California’s Financial Regulator Probes Firms Offering Crypto Interest Accounts

Sushiswap

The California Department of Financial Protection and Innovation (DFPI) said in a recent publication that it is “actively investigating” companies that provide crypto interest accounts to investors in the United States.

DFPI Investigates Crypto Interest Account Providers

The financial regulator said it is looking into crypto interest account providers, especially those that are preventing users from withdrawing from and transferring between their accounts.

DFPI stated that most of these crypto interest account providers may not have “adequately” informed users about the risks they face when they fund their accounts.

In its publication, the regulator cited actions it had taken against crypto lending firms, BlockFi and Voyager Digital, saying it discovered that some crypto interest accounts were unregistered securities.

“The purpose of securities registration, in part, is to ensure that investors receive all material information needed to evaluate whether to enter into these crypto-interest account arrangements, such as risks being taken with deposited funds. The Department is investigating whether other crypto-interest account providers are violating laws under the Department’s jurisdiction,” DFPI said.

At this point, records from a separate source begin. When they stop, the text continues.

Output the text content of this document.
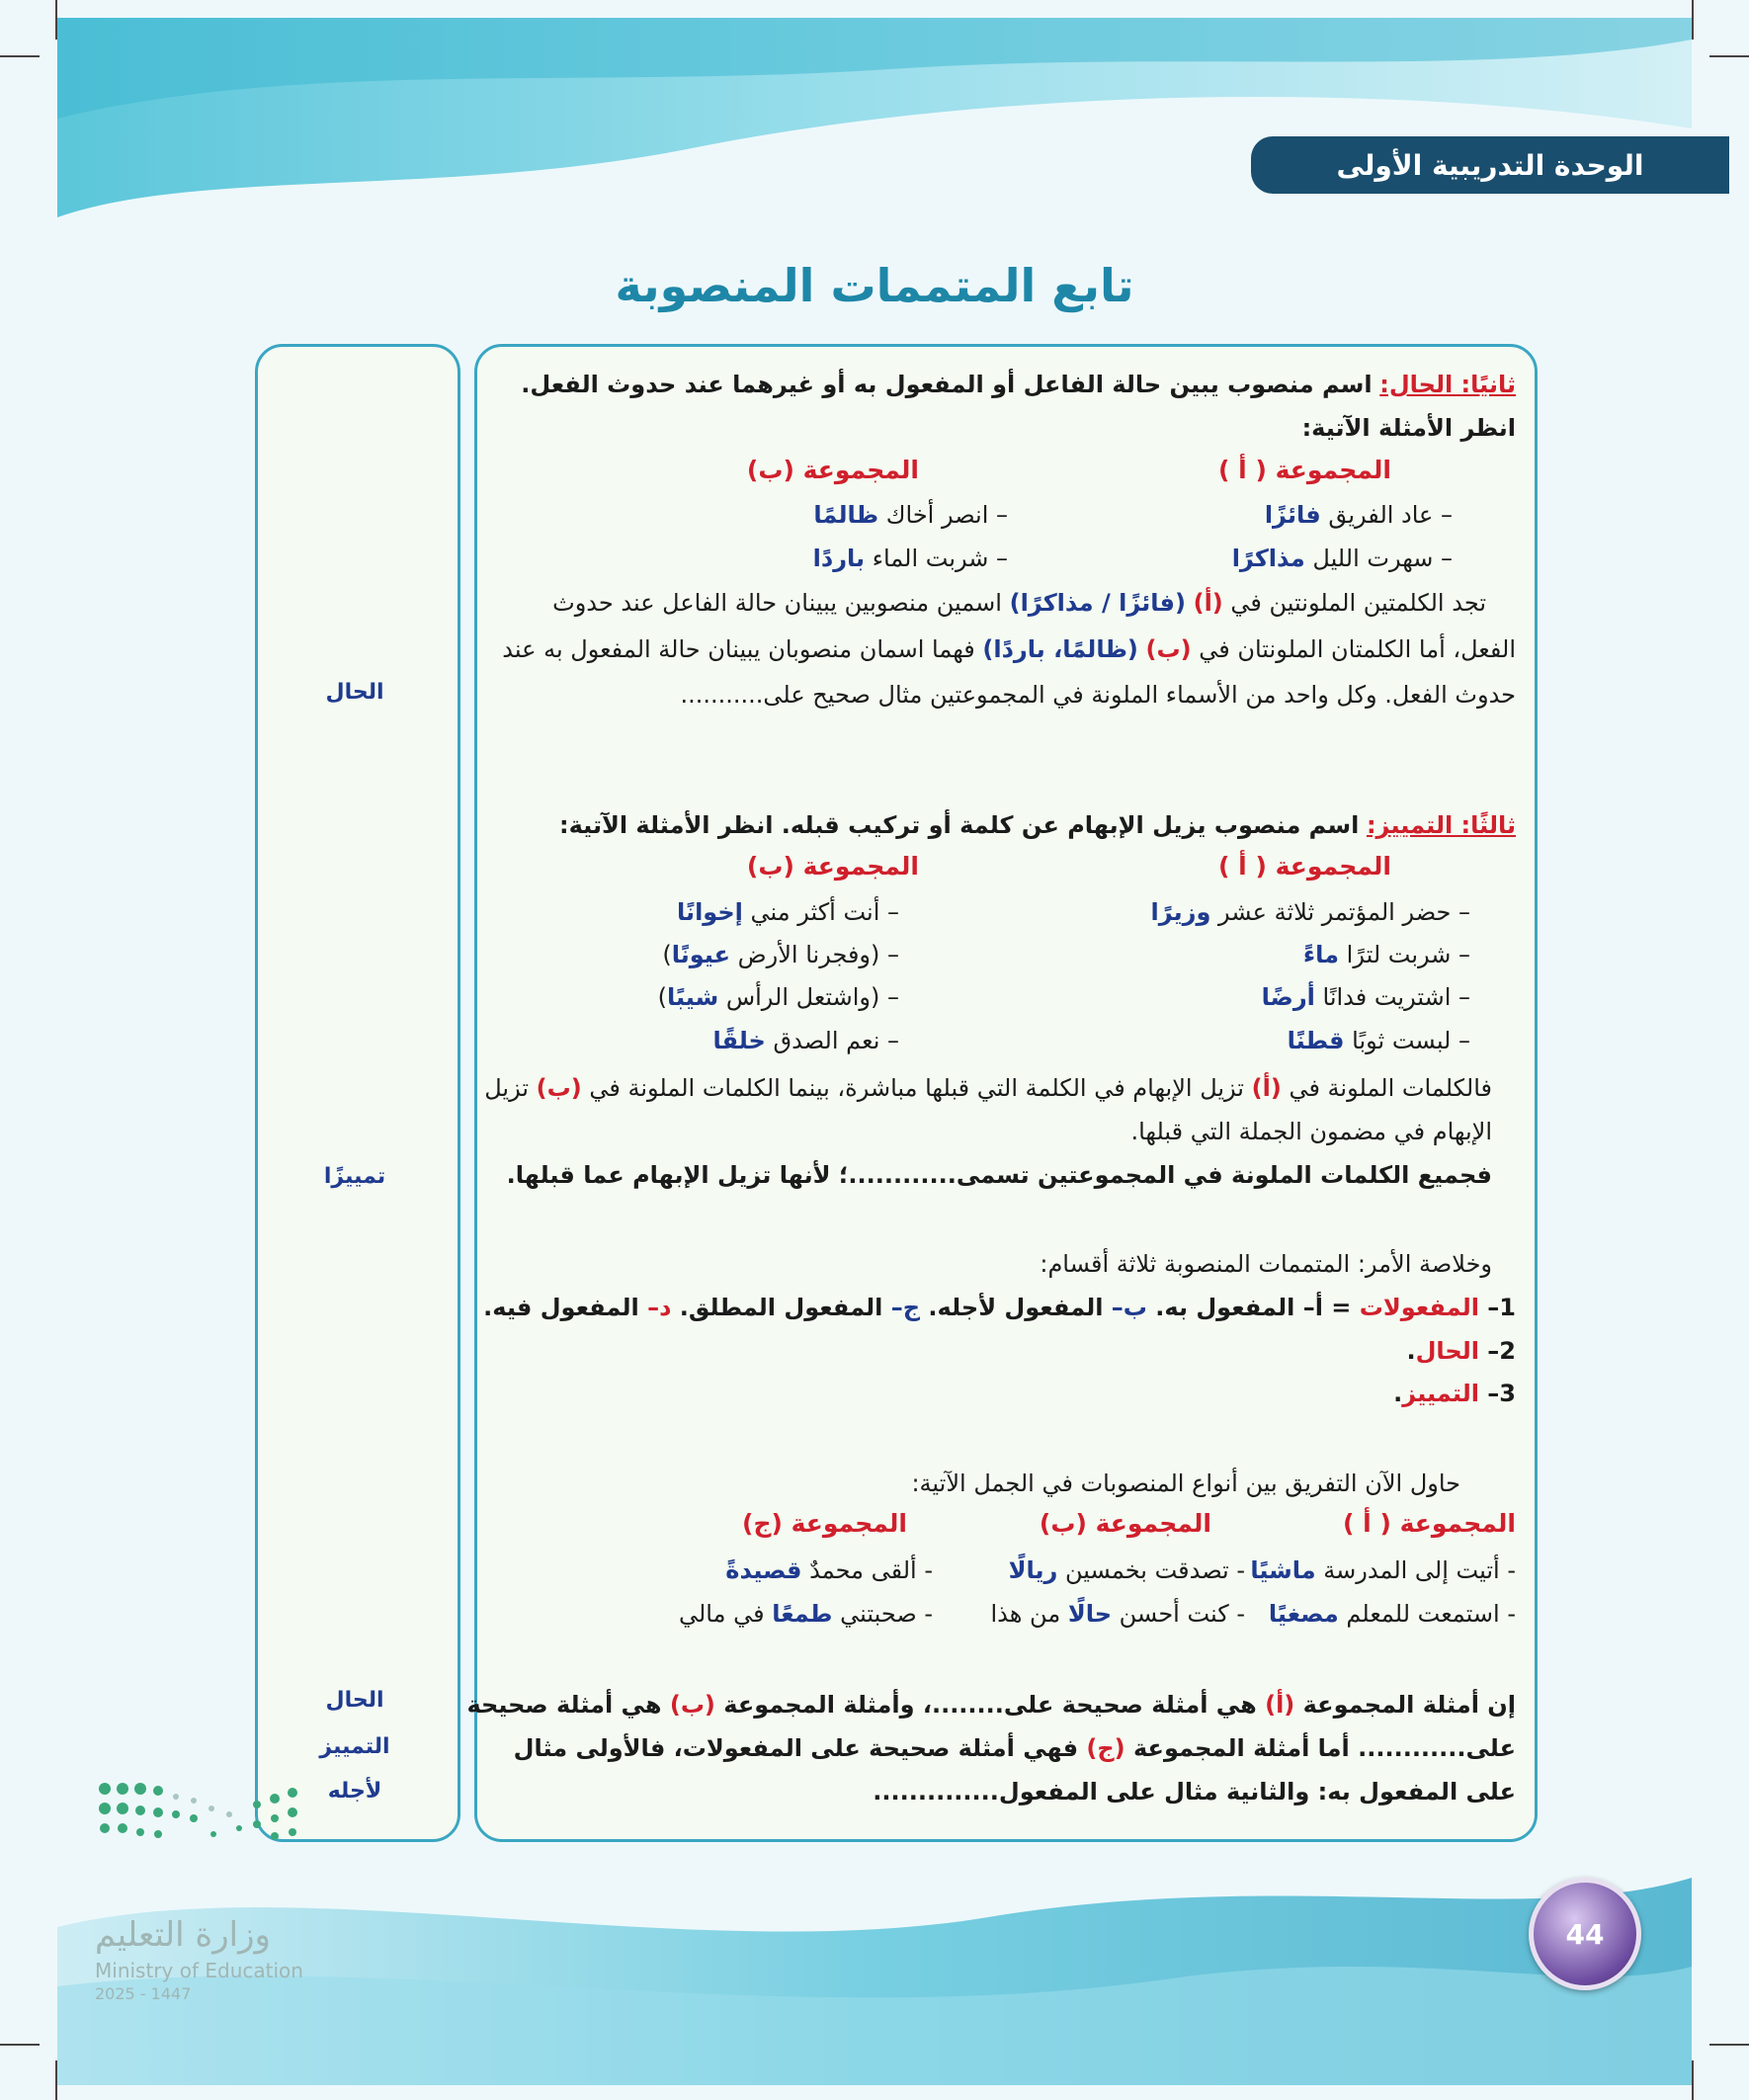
الوحدة التدريبية الأولى
تابع المتممات المنصوبة
الحال
تمييزًا
الحال
التمييز
لأجله
ثانيًا: الحال: اسم منصوب يبين حالة الفاعل أو المفعول به أو غيرهما عند حدوث الفعل.
انظر الأمثلة الآتية:
المجموعة ( أ )
المجموعة (ب)
– عاد الفريق فائزًا
– سهرت الليل مذاكرًا
– انصر أخاك ظالمًا
– شربت الماء باردًا
تجد الكلمتين الملونتين في (أ) (فائزًا / مذاكرًا) اسمين منصوبين يبينان حالة الفاعل عند حدوث
الفعل، أما الكلمتان الملونتان في (ب) (ظالمًا، باردًا) فهما اسمان منصوبان يبينان حالة المفعول به عند
حدوث الفعل. وكل واحد من الأسماء الملونة في المجموعتين مثال صحيح على...........
ثالثًا: التمييز: اسم منصوب يزيل الإبهام عن كلمة أو تركيب قبله. انظر الأمثلة الآتية:
المجموعة ( أ )
المجموعة (ب)
– حضر المؤتمر ثلاثة عشر وزيرًا
– شربت لترًا ماءً
– اشتريت فدانًا أرضًا
– لبست ثوبًا قطنًا
– أنت أكثر مني إخوانًا
– (وفجرنا الأرض عيونًا)
– (واشتعل الرأس شيبًا)
– نعم الصدق خلقًا
فالكلمات الملونة في (أ) تزيل الإبهام في الكلمة التي قبلها مباشرة، بينما الكلمات الملونة في (ب) تزيل
الإبهام في مضمون الجملة التي قبلها.
فجميع الكلمات الملونة في المجموعتين تسمى............؛ لأنها تزيل الإبهام عما قبلها.
وخلاصة الأمر: المتممات المنصوبة ثلاثة أقسام:
1– المفعولات = أ– المفعول به. ب– المفعول لأجله. ج– المفعول المطلق. د– المفعول فيه.
2– الحال.
3– التمييز.
حاول الآن التفريق بين أنواع المنصوبات في الجمل الآتية:
المجموعة ( أ )
المجموعة (ب)
المجموعة (ج)
- أتيت إلى المدرسة ماشيًا
- استمعت للمعلم مصغيًا
- تصدقت بخمسين ريالًا
- كنت أحسن حالًا من هذا
- ألقى محمدٌ قصيدةً
- صحبتني طمعًا في مالي
إن أمثلة المجموعة (أ) هي أمثلة صحيحة على........، وأمثلة المجموعة (ب) هي أمثلة صحيحة
على............ أما أمثلة المجموعة (ج) فهي أمثلة صحيحة على المفعولات، فالأولى مثال
على المفعول به: والثانية مثال على المفعول..............
وزارة التعليم
Ministry of Education
2025 - 1447
44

The financial regulator further urged Californian investors using crypto interest account providers that have suspended withdrawals and transfers on their platforms to submit complaints to the department.

Regulators Intensify Focus on Crypto

The recent crash in the crypto market caused some crypto lending platforms to suspend trading and withdrawals, making it difficult for customers to access their funds. The collapse of crypto prices and the decision of crypto lenders to pause withdrawals have forced regulators to intensify their focus on the industry in an effort to safeguard investors.

In May, finance ministers and central bankers from the Group of Seven (G-7) industrialized nations called for a swift and comprehensive regulation of crypto assets following the market crisis. Last month, the Council’s presidency and the European Parliament agreed on the Markets in Crypto-Assets (MiCA) regulation to protect investors and preserve financial stability.

The Bank of England (BoE) advised on stricter crypto regulations, citing market “vulnerabilities.”